Senate Refuses to Let Judges Fix Mortgages in Bankruptcy

May 1, 2009
Senate Refuses to Let Judges Fix Mortgages in Bankruptcy
By STEPHEN LABATON

WASHINGTON — The Senate handed a victory to the banking industry on Thursday, defeating a Democratic proposal that would have given homeowners in financial trouble greater flexibility to renegotiate the terms of their mortgages.

The House of Representatives, meanwhile, overwhelmingly approved a bill backed by the Obama administration that would limit the ability of credit card companies to charge high fees and penalties. The bill, approved 357 to 70, still faces obstacles in the Senate, where — as the action on Thursday illustrated — the industry has more clout, particularly among Republicans and moderate Democrats. In recent days the White House, partly in response to polls showing the significant public outrage over high fees charged by credit card companies, has begun to work for its passage.

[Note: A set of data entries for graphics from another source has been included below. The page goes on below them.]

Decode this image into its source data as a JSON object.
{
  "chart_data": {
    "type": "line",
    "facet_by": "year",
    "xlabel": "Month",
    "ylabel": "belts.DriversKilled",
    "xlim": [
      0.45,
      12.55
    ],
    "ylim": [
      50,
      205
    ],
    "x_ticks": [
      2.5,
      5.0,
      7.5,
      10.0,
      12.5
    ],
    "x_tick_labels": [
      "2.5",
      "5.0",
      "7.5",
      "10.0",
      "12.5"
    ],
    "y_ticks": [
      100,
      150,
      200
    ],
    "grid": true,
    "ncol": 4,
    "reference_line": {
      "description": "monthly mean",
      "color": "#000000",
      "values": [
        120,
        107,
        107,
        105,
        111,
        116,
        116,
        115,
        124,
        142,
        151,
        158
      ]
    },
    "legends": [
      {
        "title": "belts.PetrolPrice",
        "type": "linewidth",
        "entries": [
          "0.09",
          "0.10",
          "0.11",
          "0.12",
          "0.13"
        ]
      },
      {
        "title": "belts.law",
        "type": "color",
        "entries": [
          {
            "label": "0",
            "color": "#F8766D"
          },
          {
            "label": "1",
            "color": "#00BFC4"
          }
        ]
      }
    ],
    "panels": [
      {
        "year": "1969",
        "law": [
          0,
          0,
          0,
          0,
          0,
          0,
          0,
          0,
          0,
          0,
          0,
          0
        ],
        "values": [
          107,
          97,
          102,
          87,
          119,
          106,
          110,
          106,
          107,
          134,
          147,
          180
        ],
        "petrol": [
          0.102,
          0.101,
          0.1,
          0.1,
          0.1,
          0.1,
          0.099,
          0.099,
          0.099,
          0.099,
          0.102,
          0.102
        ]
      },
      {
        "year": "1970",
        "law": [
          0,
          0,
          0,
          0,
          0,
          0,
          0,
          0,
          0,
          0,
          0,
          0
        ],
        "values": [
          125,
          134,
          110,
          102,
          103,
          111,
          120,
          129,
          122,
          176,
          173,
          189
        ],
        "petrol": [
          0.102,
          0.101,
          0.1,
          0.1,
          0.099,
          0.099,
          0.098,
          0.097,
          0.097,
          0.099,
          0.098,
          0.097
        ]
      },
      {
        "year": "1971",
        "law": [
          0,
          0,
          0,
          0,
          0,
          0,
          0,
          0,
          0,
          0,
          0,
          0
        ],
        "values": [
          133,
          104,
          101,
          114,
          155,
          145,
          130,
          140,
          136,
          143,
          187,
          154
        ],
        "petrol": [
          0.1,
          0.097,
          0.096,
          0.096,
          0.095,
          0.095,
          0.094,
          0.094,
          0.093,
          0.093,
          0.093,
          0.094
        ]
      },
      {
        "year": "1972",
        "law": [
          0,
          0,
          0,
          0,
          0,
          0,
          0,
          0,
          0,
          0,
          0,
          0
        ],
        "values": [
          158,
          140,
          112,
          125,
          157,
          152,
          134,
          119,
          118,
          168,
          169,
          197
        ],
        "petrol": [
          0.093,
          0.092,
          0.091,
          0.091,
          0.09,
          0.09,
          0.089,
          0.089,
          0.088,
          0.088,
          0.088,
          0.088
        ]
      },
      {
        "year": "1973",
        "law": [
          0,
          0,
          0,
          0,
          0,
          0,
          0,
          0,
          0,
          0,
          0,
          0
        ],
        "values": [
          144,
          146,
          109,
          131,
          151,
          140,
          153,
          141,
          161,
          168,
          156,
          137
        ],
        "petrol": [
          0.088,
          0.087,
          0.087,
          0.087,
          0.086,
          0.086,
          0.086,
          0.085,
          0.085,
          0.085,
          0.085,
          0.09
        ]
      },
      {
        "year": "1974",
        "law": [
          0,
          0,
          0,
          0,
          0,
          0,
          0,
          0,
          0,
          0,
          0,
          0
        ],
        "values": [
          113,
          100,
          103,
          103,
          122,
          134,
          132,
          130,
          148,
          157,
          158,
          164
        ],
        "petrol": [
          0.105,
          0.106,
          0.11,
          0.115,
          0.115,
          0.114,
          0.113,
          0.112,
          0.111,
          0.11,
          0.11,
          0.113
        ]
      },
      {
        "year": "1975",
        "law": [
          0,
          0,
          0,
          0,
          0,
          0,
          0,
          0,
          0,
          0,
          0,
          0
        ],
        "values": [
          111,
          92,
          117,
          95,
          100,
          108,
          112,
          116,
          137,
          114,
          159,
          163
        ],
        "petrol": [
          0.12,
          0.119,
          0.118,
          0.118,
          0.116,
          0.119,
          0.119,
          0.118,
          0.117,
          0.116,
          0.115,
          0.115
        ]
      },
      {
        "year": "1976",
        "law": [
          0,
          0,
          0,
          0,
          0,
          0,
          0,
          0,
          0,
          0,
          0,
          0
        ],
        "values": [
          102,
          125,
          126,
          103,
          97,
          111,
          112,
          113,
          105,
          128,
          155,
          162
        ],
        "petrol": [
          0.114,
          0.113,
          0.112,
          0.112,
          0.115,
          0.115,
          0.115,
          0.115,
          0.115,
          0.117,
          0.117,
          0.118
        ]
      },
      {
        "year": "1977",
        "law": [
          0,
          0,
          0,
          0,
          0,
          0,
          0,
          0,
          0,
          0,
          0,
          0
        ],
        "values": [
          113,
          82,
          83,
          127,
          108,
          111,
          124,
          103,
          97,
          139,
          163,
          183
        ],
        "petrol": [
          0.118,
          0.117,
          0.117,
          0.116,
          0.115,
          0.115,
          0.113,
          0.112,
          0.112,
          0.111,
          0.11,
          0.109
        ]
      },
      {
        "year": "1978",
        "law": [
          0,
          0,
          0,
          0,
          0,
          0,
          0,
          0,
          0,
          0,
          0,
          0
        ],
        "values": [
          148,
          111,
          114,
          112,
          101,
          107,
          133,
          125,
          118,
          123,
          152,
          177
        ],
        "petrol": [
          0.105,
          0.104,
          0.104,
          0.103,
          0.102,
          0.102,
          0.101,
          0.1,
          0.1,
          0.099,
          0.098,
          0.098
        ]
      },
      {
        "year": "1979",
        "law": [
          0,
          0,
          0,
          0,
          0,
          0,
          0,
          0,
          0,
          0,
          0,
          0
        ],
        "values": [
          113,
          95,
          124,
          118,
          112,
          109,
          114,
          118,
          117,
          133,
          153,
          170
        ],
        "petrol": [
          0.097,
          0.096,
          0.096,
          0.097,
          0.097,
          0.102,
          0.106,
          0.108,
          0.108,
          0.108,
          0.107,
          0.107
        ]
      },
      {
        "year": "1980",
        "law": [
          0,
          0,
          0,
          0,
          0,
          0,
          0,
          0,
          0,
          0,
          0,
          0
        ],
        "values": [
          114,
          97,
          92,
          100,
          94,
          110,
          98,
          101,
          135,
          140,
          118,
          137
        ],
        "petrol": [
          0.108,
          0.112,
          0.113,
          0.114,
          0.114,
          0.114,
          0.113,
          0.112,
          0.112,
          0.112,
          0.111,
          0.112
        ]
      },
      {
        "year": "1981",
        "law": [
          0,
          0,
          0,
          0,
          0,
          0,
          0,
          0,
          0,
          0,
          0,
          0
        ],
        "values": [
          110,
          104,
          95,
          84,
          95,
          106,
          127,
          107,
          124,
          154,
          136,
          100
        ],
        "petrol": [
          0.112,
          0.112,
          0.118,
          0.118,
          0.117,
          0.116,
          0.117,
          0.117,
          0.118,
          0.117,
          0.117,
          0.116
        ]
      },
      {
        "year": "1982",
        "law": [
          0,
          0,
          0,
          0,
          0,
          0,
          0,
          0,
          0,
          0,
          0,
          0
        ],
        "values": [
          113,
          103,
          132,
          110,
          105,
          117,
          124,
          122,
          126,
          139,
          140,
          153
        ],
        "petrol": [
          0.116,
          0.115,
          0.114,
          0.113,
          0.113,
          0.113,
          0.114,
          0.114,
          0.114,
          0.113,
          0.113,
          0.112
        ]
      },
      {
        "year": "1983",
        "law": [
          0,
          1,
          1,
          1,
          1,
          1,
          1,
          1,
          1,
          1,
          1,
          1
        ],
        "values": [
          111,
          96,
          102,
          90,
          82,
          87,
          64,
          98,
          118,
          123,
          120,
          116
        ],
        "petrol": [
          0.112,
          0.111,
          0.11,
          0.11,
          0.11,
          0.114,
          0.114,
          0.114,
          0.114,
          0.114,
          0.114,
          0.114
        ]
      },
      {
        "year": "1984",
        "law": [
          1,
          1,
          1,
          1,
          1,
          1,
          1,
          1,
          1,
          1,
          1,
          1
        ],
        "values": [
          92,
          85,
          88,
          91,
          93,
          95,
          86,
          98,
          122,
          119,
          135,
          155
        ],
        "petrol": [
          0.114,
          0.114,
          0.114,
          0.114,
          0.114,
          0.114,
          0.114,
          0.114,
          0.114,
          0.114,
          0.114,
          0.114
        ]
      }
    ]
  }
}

The mortgage provision garnered only 45 votes in the Senate, falling well short of the 60 votes necessary to break a threatened filibuster to a measure sponsored by Senator Richard Durbin, Democrat of Illinois, that would give bankruptcy judges greater flexibility to modify mortgages. In recent weeks, major banks and bank trade associations worked closely with Senate Republicans to stop the measure. Twelve Democrats joined all the Republicans in voting against it.

The defeat clears the way for a final vote as early as Friday for the legislation, which has several features that the banking industry has sought. One provision would have the effect of reducing a proposed special premium the banks would owe the Federal Deposit Insurance Corporation later that year by more than 50 percent — a $7.7 billion saving. A second provision would make permanent the temporary increase in deposits guaranteed by the F.D.I.C., to $250,000, from $100,000.

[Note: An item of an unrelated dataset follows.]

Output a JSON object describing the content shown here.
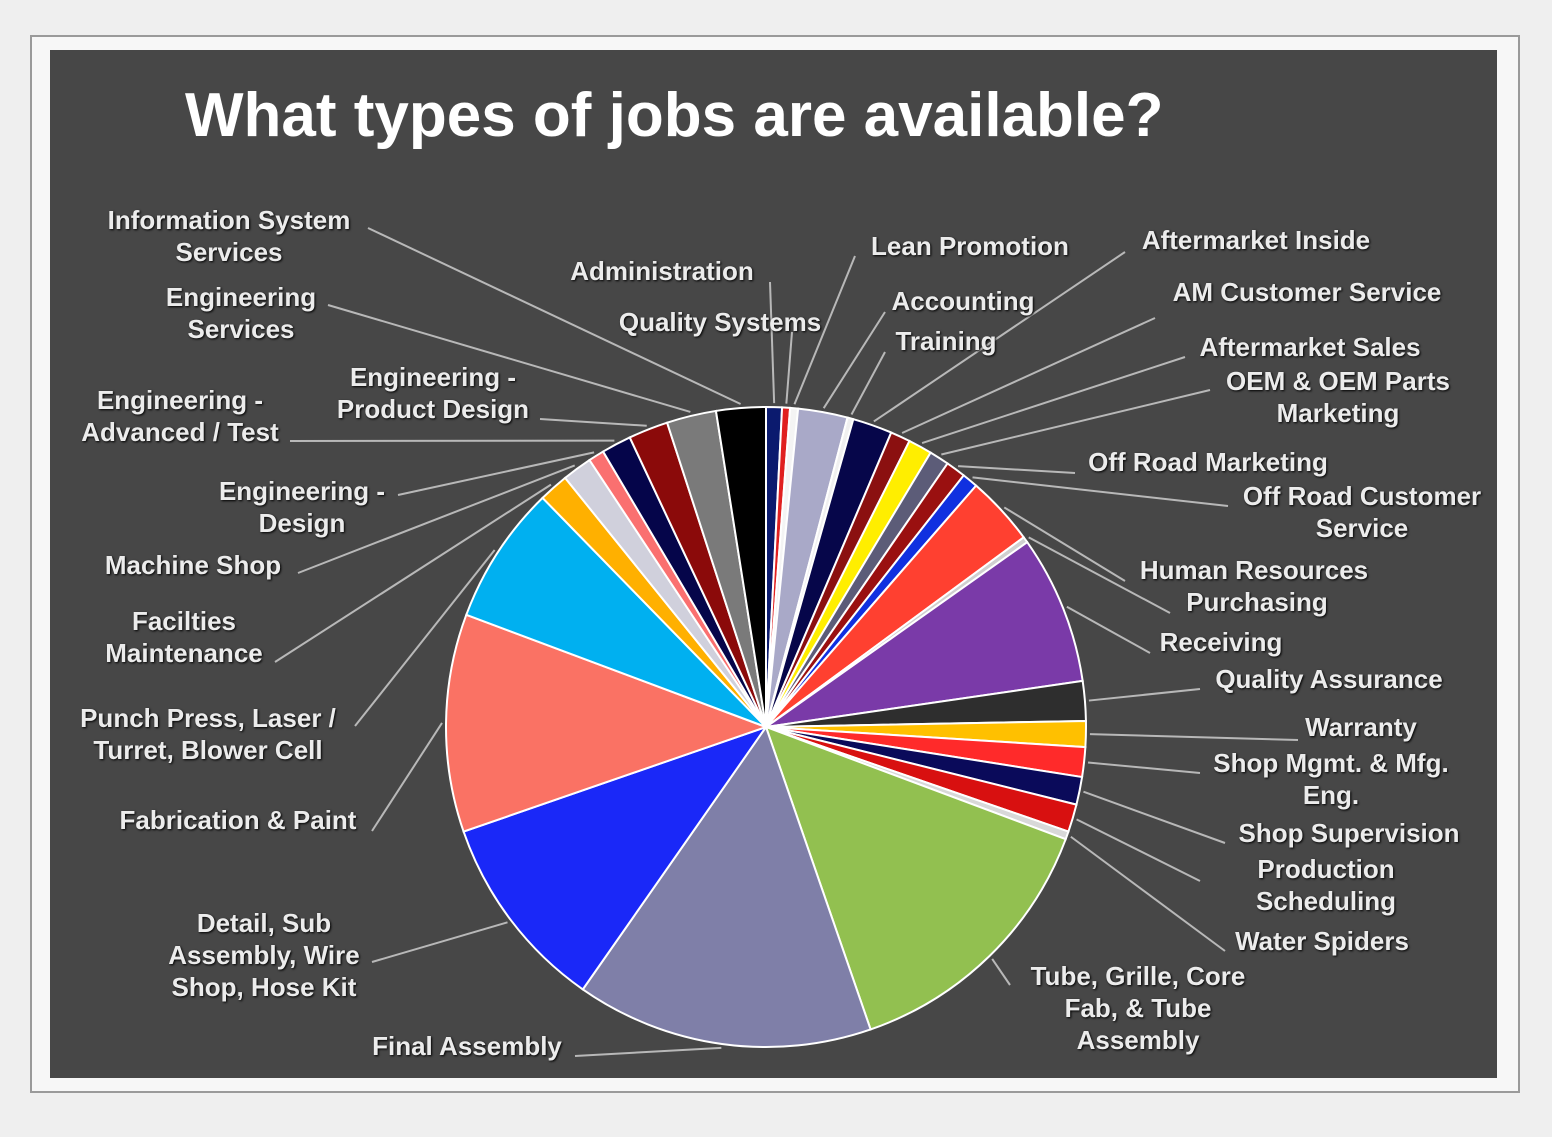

Once the Senate completes its action on the legislation, it will have to be reconciled with a similar measure already adopted in the House before it can become law.

The House bill contains the bankruptcy provision. But the Senate’s defeat of the so-called bankruptcy cramdown measure all but makes certain it will disappear from the final bill.

It also demonstrates that, even though Democrats are close to gaining 60 votes in the Senate with the recent decision by Senator Arlen Specter to leave the Republican Party, the increasing number of Democrats does not prevent the Republicans — with the support of a handful of moderate or conservative Democrats — from blocking legislation. Mr. Specter voted against the provision.

Bank lobbyists had maintained that the legislation, if adopted, would have resulted in higher rates for all mortgage holders. A letter signed by 12 industry organizations this week to senators warned that the legislation would “have the unintended consequence of further destabilizing the markets.”

“Though interest rates today are at all-time lows, this legislation would result in higher costs for future borrowers,” the letter said.

But supporters of the legislation disputed that argument. President Obama sought the cramdown provision during the election, although the White House has done virtually nothing to move it through Congress.